Rishi Sunak had hoped to reach a deal with the EU this week.
Rishi Sunak had hoped to reach a deal with the EU this week.

Rishi Sunak had hoped to reach a deal with the EU this week.

Hopes of an imminent breakthrough in the latest round of Brexit talks are fading as Tory MPs and the DUP continue to pile pressure on Rishi Sunak.

The prime minister had planned to present a fresh agreement on the movement of goods between Britain and Northern Ireland early this week following intensive negotiations with Brussels.

But Downing Street admitted this morning that “no deal has been done yet” and that several outstanding issues remain to be resolved.

Further talks between foreign secretary James Cleverly and European Commission vice-president Maros Sevcovic this afternoon also broke up without agreement.

In a move which has angered many Tory MPs — including former prime minister Boris Johnson — Sunak wants to dump the Northern Ireland Protocol Bill, which gives the government the power to rip up parts of the current Brexit deal.

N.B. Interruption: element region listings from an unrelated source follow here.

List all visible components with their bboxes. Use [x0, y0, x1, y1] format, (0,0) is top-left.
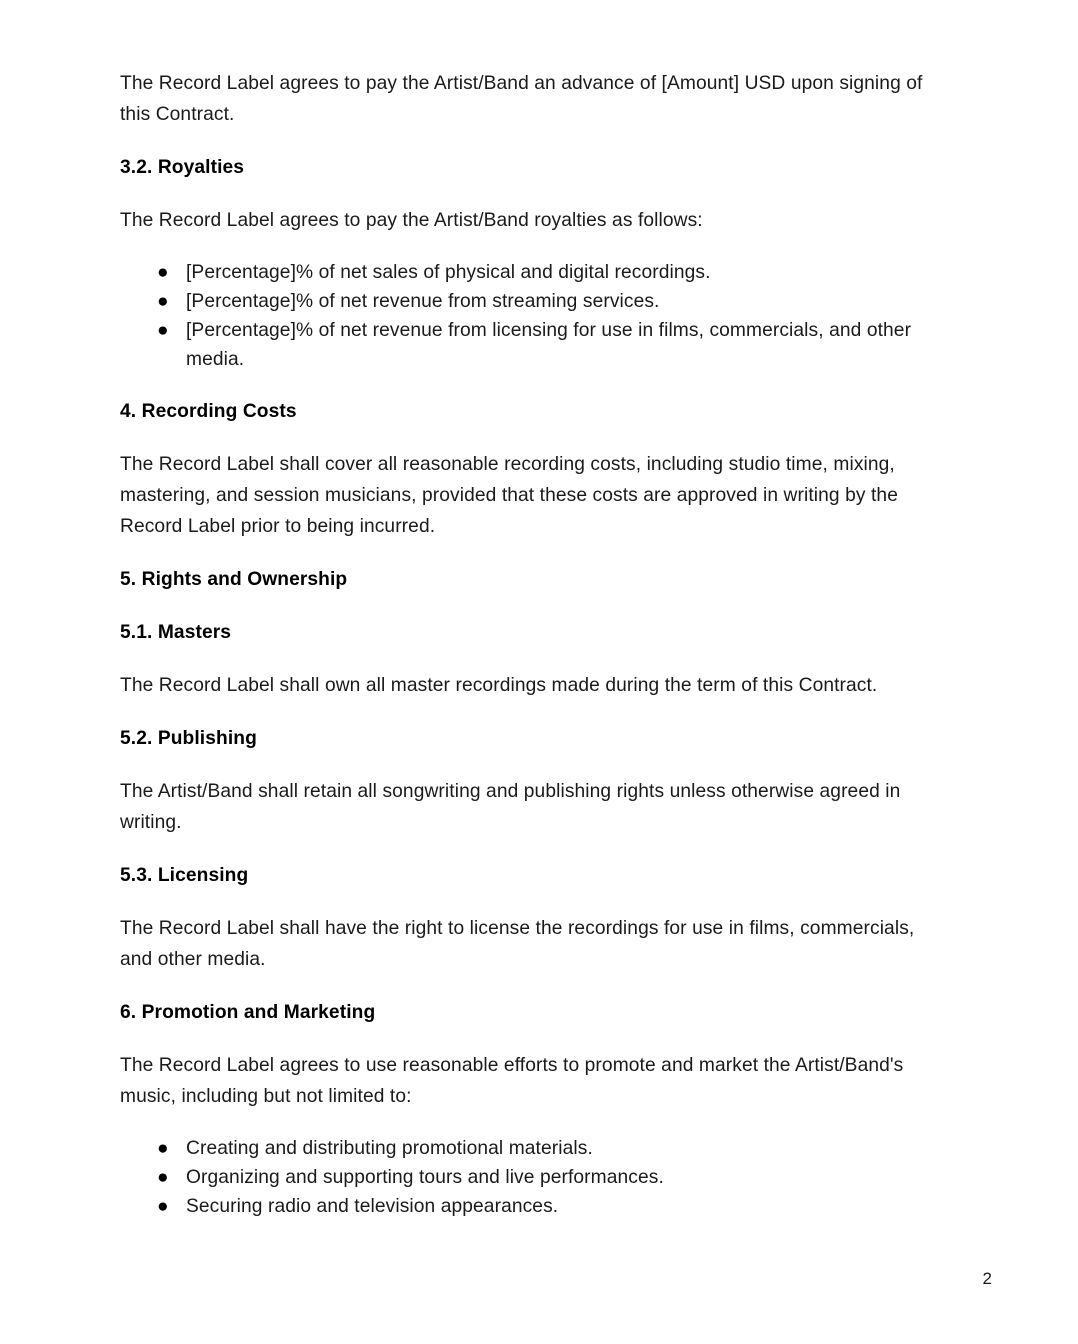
document-body — [120, 68, 932, 1243]
list-item — [120, 1163, 932, 1192]
paragraph-advance-payment: The Record Label agrees to pay the Artist/Band an advance of [Amount] USD upon signing of this Contract. — [120, 73, 923, 125]
bullet-icon: ● — [157, 1138, 169, 1159]
list-item-text: [Percentage]% of net revenue from streaming services. — [186, 291, 660, 312]
list-royalty-rates — [120, 258, 932, 374]
bullet-icon: ● — [157, 1196, 169, 1217]
paragraph-licensing: The Record Label shall have the right to license the recordings for use in films, commercials, and other media. — [120, 918, 915, 970]
list-item-text: [Percentage]% of net revenue from licensing for use in films, commercials, and other media. — [186, 320, 912, 370]
heading-5-1-masters: 5.1. Masters — [120, 622, 232, 643]
list-item — [120, 258, 932, 287]
heading-3-2-royalties: 3.2. Royalties — [120, 157, 245, 178]
list-item-text: Creating and distributing promotional materials. — [186, 1138, 593, 1159]
list-item-text: Securing radio and television appearances. — [186, 1196, 559, 1217]
list-item — [120, 316, 932, 374]
heading-5-2-publishing: 5.2. Publishing — [120, 728, 257, 749]
paragraph-masters: The Record Label shall own all master recordings made during the term of this Contract. — [120, 675, 878, 696]
paragraph-recording-costs: The Record Label shall cover all reasonable recording costs, including studio time, mixing, mastering, and session musicians, provided that these costs are approved in writing by the Record Label prior to being incurred. — [120, 454, 898, 537]
heading-6-promotion-and-marketing: 6. Promotion and Marketing — [120, 1002, 376, 1023]
bullet-icon: ● — [157, 262, 169, 283]
list-item — [120, 287, 932, 316]
list-item-text: Organizing and supporting tours and live performances. — [186, 1167, 664, 1188]
bullet-icon: ● — [157, 320, 169, 341]
heading-5-3-licensing: 5.3. Licensing — [120, 865, 249, 886]
page-number: 2 — [982, 1269, 992, 1288]
paragraph-promotion-intro: The Record Label agrees to use reasonable efforts to promote and market the Artist/Band's music, including but not limited to: — [120, 1055, 904, 1107]
bullet-icon: ● — [157, 1167, 169, 1188]
list-item — [120, 1134, 932, 1163]
list-promotion-activities — [120, 1134, 932, 1221]
bullet-icon: ● — [157, 291, 169, 312]
paragraph-publishing: The Artist/Band shall retain all songwriting and publishing rights unless otherwise agreed in writing. — [120, 781, 901, 833]
list-item — [120, 1192, 932, 1221]
heading-4-recording-costs: 4. Recording Costs — [120, 401, 297, 422]
list-item-text: [Percentage]% of net sales of physical and digital recordings. — [186, 262, 711, 283]
paragraph-royalties-intro: The Record Label agrees to pay the Artist/Band royalties as follows: — [120, 210, 703, 231]
heading-5-rights-and-ownership: 5. Rights and Ownership — [120, 569, 348, 590]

Eurosceptic Conservative MPs also warned Sunak that any agreement with the European Union would need to satisfy the DUP, which has set seven tests it says must be passed before they can back it.

They include the removal of the European Court of Justice’s role in overseeing any new Brexit agreement.

Labour leader Keir Starmer has said his party will support any deal Sunak makes, giving the PM the votes he needs to get it through the Commons.

But former cabinet minister Simon Clarke today warned that would be a “real problem” for Sunak.

He told Times Radio: “I very much hope clearly that a deal is agreed which does work for everybody, and everyone needs to see the text of the deal before we can start to speculate about how it will be received in the Commons.

“But look, do I think there would be a very real problem for the government were it to be a deal which didn’t carry the support of the DUP, were it to be a deal which did leave Northern Ireland subject to EU law or in the single market in some way, then I think that is just the reality of where we’re at. And no one wants this to go down that route.”

Asked how serious it would be for the PM if he could only get the deal through on the back of Labour votes, Clarke said: “I think that would be a desperately ill-advised course of action for the government and I think in fairness that they know that very well.”

DUP MP Sammy Wilson said he did not expect a deal to be done this week, and warned that his party could not support any agreement which included a role for the European courts in Northern Ireland.

He told Sky News: “We are British and we expect to be governed by British law, not Brussels law.

“We would certainly not collaborate in administering Brussels law in our part of the United Kingdom.”

The prime minister’s spokesperson said: “It’s clear that we need to find solutions that protect Northern Ireland’s place in our internal market, safeguard the Good Friday Agreement and resolve the practical issues that the Protocol is causing for families and businesses.

“The prime minister has been clear that we have not resolved all of those issues and no deal has been done as yet.”

In a further sign of the precariousness of No. 10′s position, the spokesperson also refused to say whether MPs would be given a vote on any new deal.

Following his discussions with Maros Sevcovic, James Cleverly said the pair had “agreed to talk again in the coming days” - a further sign that a deal is not on the cards this week.